British are also filing more personal bankruptcies than ever before, dragging down bank profits. So naturally, when the U.S. subprime crisis hit in July, the question that became very relevant for Great Britain was, "Can it happen here, too?"
No, say some analysts, because "the UK property market is not like the U.S. market: there has been no boom in building." Others – for example, the International Monetary Fund and ABN AMRO – say that on the contrary, the UK "is even more vulnerable to a property market slowdown that the U.S." (InvestmentAndBusinessNews.co.uk)

The debate continues, and only time will tell who's right. But Elliott wave analysis may offer you more clarity right now. Back in 2002, here at Elliott Wave International we published a study plotting real estate prices in the U.S. against those of U.S. stocks, as represented by the DJIA. The chart revealed a fascinating relationship: Historically, the U.S. real estate market has always lagged the stock market.

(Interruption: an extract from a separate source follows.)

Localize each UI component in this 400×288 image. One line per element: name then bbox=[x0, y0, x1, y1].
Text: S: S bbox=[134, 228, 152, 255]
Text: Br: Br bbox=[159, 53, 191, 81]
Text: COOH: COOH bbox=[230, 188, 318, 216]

If you think about it, this makes sense. Prices of both stocks and homes fluctuate in response to shifts in mass psychology of stock and real estate investors. Real estate lags because homes are less liquid than stocks, but they both follow the collective mindset.

One thing is for sure: When stocks head higher or lower, eventually so do home prices. For that reason, instead of worrying about interest rates, British analysts and homeowners would be well served to keep an eye on the FTSE-100, the country's main stock index.